The 100 Greatest TV Themes: 100-95

Television. Cinema's little brother. The small screen. The idiot box. The boob tube. An American mainstay and entertainment keystone. And what greater signifier of television's many accomplishments (and many many failures) than the theme song? The musical symbols of fictional friends, their worlds and struggles, their trials and adventures, their sagas and lives.
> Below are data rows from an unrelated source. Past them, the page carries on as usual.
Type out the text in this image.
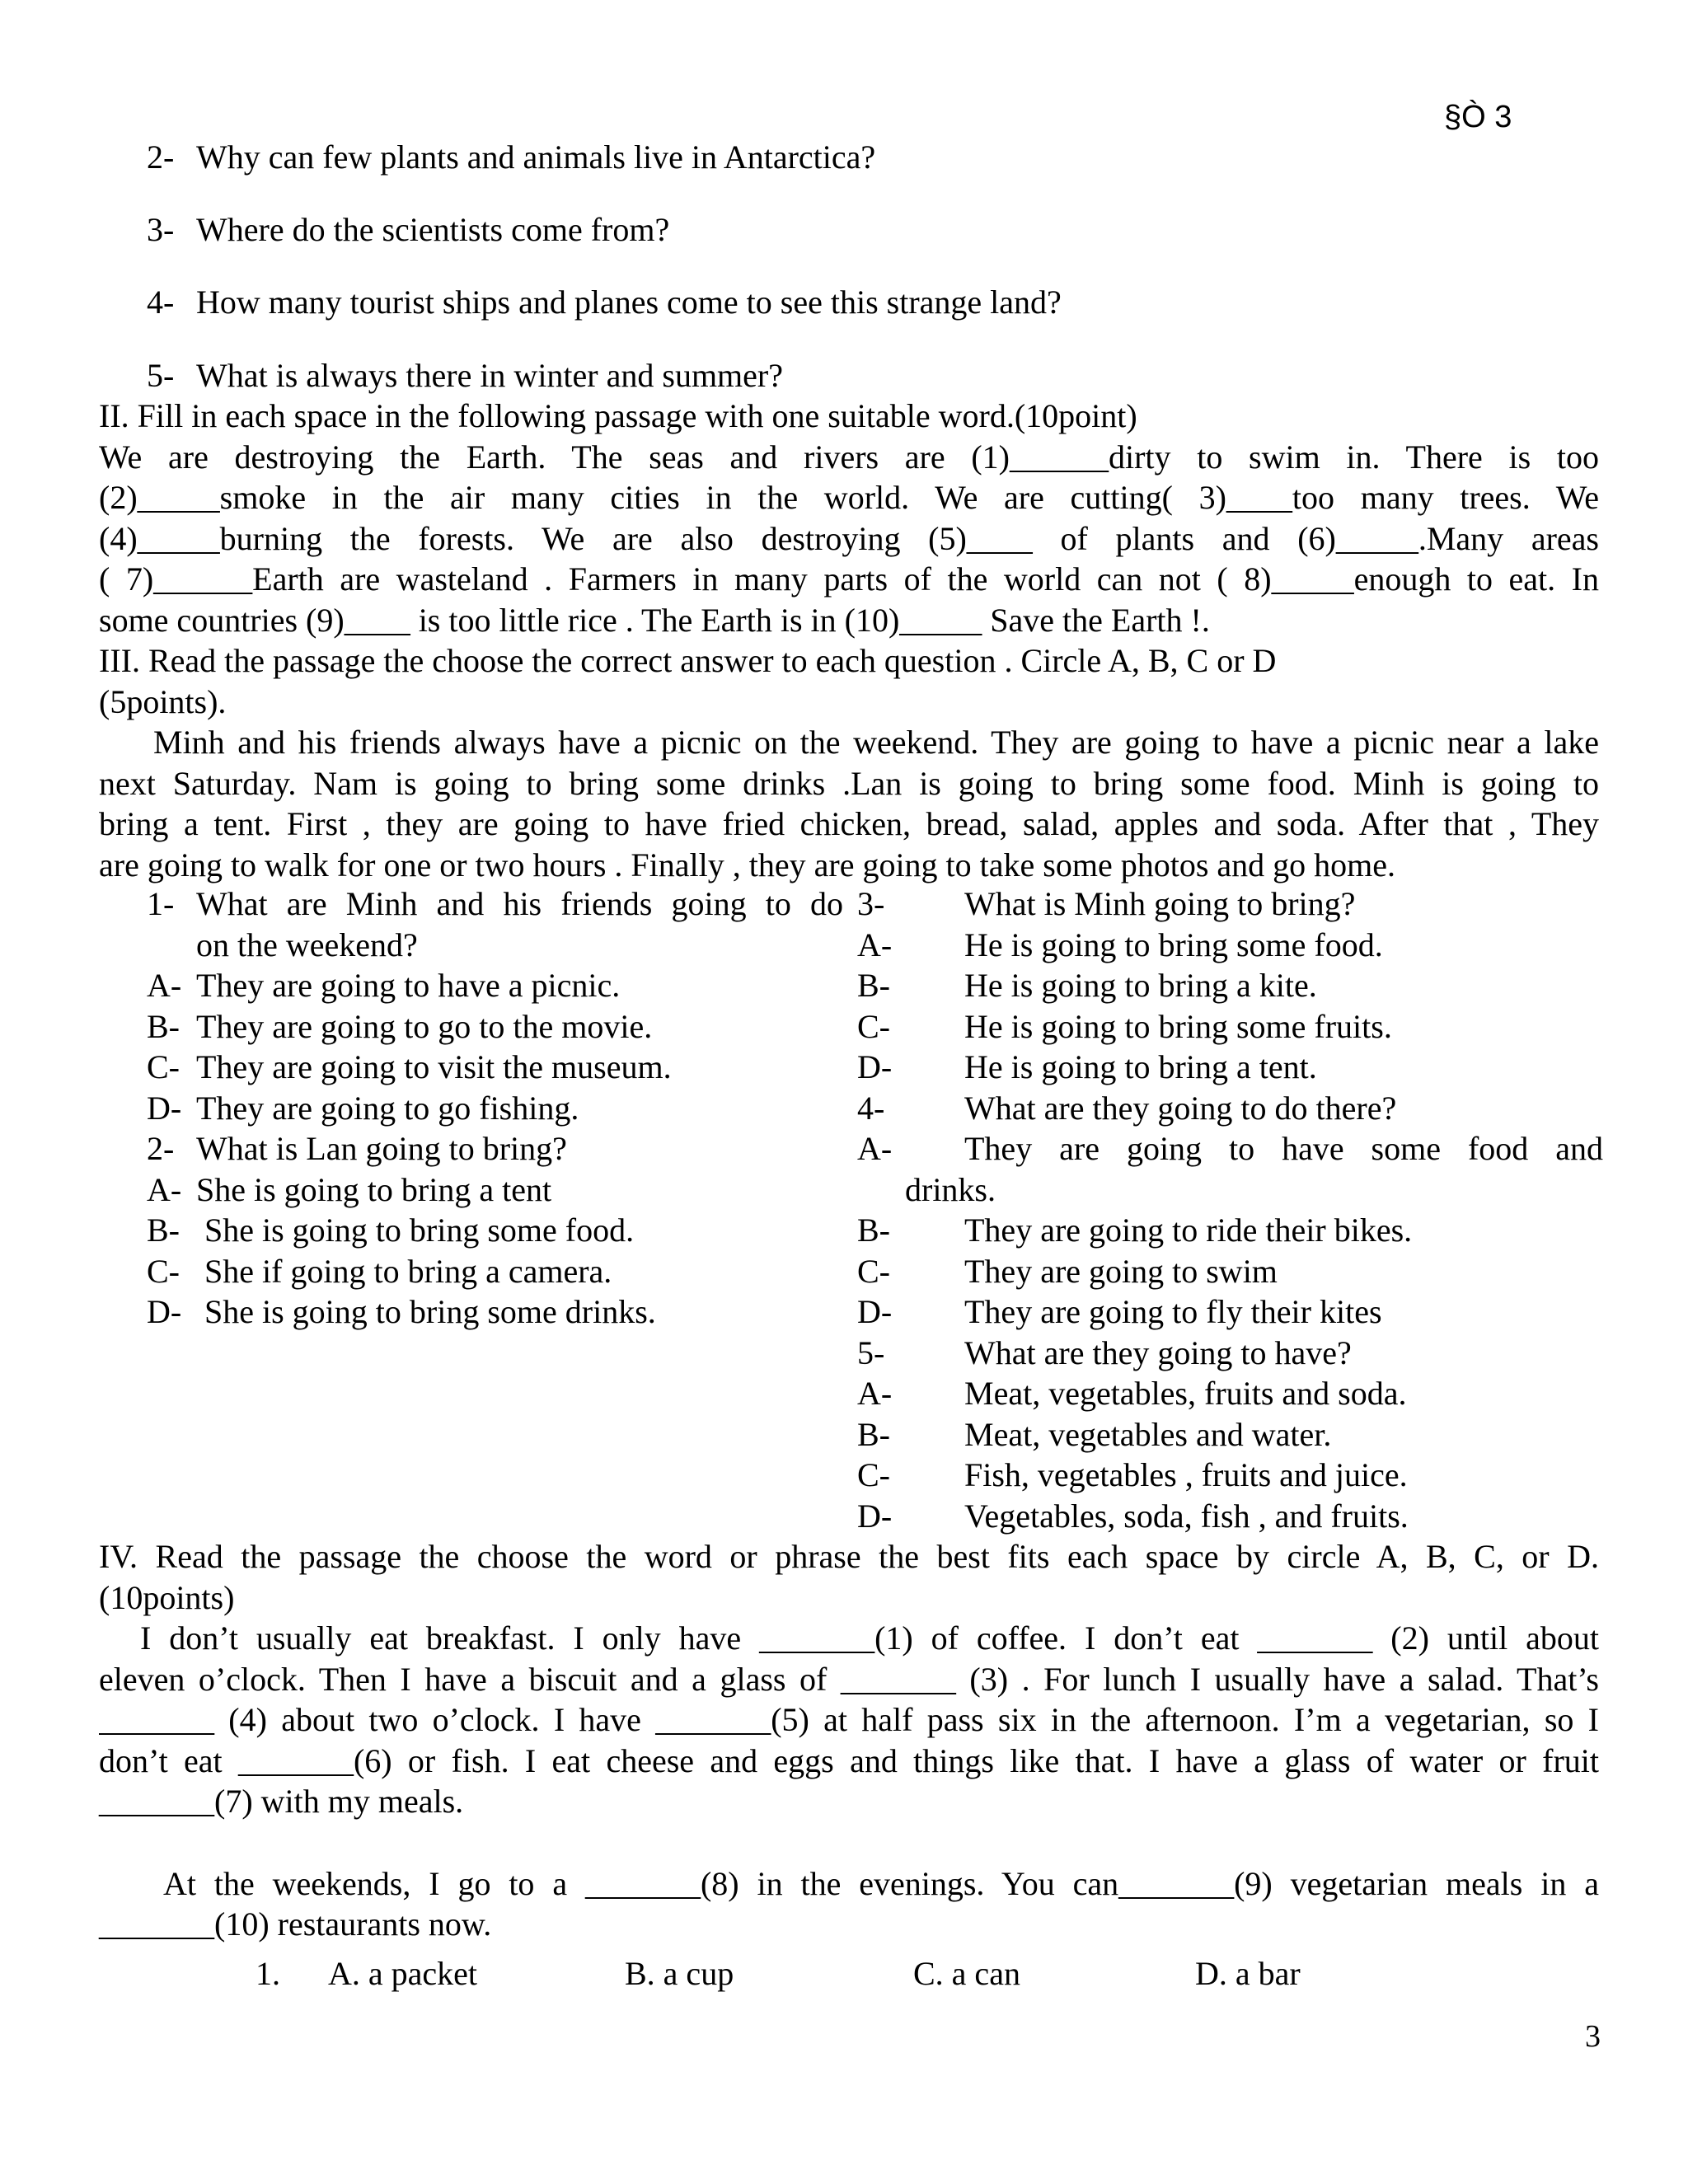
§Ò 3
2- Why can few plants and animals live in Antarctica?
3- Where do the scientists come from?
4- How many tourist ships and planes come to see this strange land?
5- What is always there in winter and summer?
II. Fill in each space in the following passage with one suitable word.(10point)
We are destroying the Earth. The seas and rivers are (1)______dirty to swim in. There is too
(2)_____smoke in the air many cities in the world. We are cutting( 3)____too many trees. We
(4)_____burning the forests. We are also destroying (5)____ of plants and (6)_____.Many areas
( 7)______Earth are wasteland . Farmers in many parts of the world can not ( 8)_____enough to eat. In
some countries (9)____ is too little rice . The Earth is in (10)_____ Save the Earth !.
III. Read the passage the choose the correct answer to each question . Circle A, B, C or D
(5points).
Minh and his friends always have a picnic on the weekend. They are going to have a picnic near a lake
next Saturday. Nam is going to bring some drinks .Lan is going to bring some food. Minh is going to
bring a tent. First , they are going to have fried chicken, bread, salad, apples and soda. After that , They
are going to walk for one or two hours . Finally , they are going to take some photos and go home.
1- What are Minh and his friends going to do
on the weekend?
A- They are going to have a picnic.
B- They are going to go to the movie.
C- They are going to visit the museum.
D- They are going to go fishing.
2- What is Lan going to bring?
A- She is going to bring a tent
B- She is going to bring some food.
C- She if going to bring a camera.
D- She is going to bring some drinks.
3-	What is Minh going to bring?
A-	He is going to bring some food.
B-	He is going to bring a kite.
C-	He is going to bring some fruits.
D-	He is going to bring a tent.
4-	What are they going to do there?
A-	They are going to have some food and
drinks.
B-	They are going to ride their bikes.
C-	They are going to swim
D-	They are going to fly their kites
5-	What are they going to have?
A-	Meat, vegetables, fruits and soda.
B-	Meat, vegetables and water.
C-	Fish, vegetables , fruits and juice.
D-	Vegetables, soda, fish , and fruits.
IV. Read the passage the choose the word or phrase the best fits each space by circle A, B, C, or D.
(10points)
I don’t usually eat breakfast. I only have _______(1) of coffee. I don’t eat _______ (2) until about
eleven o’clock. Then I have a biscuit and a glass of _______ (3) . For lunch I usually have a salad. That’s
_______ (4) about two o’clock. I have _______(5) at half pass six in the afternoon. I’m a vegetarian, so I
don’t eat _______(6) or fish. I eat cheese and eggs and things like that. I have a glass of water or fruit
_______(7) with my meals.
At the weekends, I go to a _______(8) in the evenings. You can_______(9) vegetarian meals in a
_______(10) restaurants now.
1. A. a packet	B. a cup	C. a can	D. a bar
3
While the kitschy mainstay is slowly being faded out, many shows still realize how much of an impact a 30-second song snippet has on the collective psyche. In their honor, I've compiled my 100 favorite in a comprehensive list.

But first, the criteria:
1) The theme music must regularly precede or succeed the program it represents.
2) The theme music must be a minimum of twenty seconds in length.
3) The theme song does not necessarily have to be created for its associated series, but must be significantly better recognized as a theme song. (Let's call this the CSI exclusion rule).

Now on with the countdown
100. Walker, Texas Ranger
"The Eyes of the Cowboy"
Composed by Tirk Wilder and Jerrold Immel
Performed by Chuck Norris

Chuck Norris is so powerful, he turned a poorly-written cop drama into the stuff of legends.
Chuck Norris is so awesome, he sings his own theme song about how awesome he is.
Chuck Norris appeared in an episode of Yes, Dear. Yes, Dear ran for six seasons despite being terrible.
Chuck Norris was once a punchline for Conan O'Brien. Something something Jay Leno.
Chuck Norris is so powerful, I'm making Chuck Norris jokes despite it clearly not being 2005.

99. Batman
"Batman Theme"
by Neal Hefti

After seeing how people like Frank Miller and Christopher Nolan have interpreted Batman, it's hilarious seeing his origins. I would pay money to hear Adam West say "Are you dense? Are you retarded or something? I'm the God Damn Batman!" Likewise, I'd love to see Christian Bale busting heads to this surf-rock inspired piece of Americana.

98. Mad Men
"A Beautiful Mine"
by RJD2

Any individual scene or still from any episode of Mad Men drips with rich imagery intensely evocative of the 1960's. And not just anywhere in the 1960's, Madison Avenue in New York City. Classy suits, hats, cigarettes and single-malt scotch. The theme is psychedelic and the imagery is intense. How odd that the theme is anachronistic and has little to do with the actual content of the series, and yet is still a perfect companion? I'd offer a deconstruction and analysis, but I'm trying to keep this brief.

97. SportsCenter
"SportsCenter Theme"
by Annie Roboff and Vangelis

The SportsCenter theme introduced six of the most recognizable notes in all of broadcasting. The trademark stinger was so powerful, it was adopted to represent ESPN as a whole. How impactful is this theme song? I don't even like sports, and it still makes my top 100.

96. Perfect Strangers
"Nothing's Gonna Stop Me Now"
Composed by Jesse Frederick and Bennett Salvay
Performed by David Pomeranz

The mid-80's were notorious for a slew of cookie-cutter sitcoms following ordinary people with ordinary problems, yet bolstered by epic theme songs. I can't think of a single show more representative of this trope than Perfect Strangers. The show is so boring and bland, but the theme song sounds like something from a Rocky montage.

95. The Weird Al Show
"The Weird Al Show Theme"
by 'Weird Al' Yankovic

One of the final shows produced for CBS' Saturday Morning lineup, The Weird Al Show was the victim of heavy censorship, executive meddling, and creativity-stifling educational requirements. The theme song, however, is unrestrained madness. Detailing the (fictionalized) life of Weird Al and the unlikely circumstances which lead to him having his own TV show, the theme song is pure Weird Al zaniness. Al was so proud of his results, he featured the song on one of his studio albums.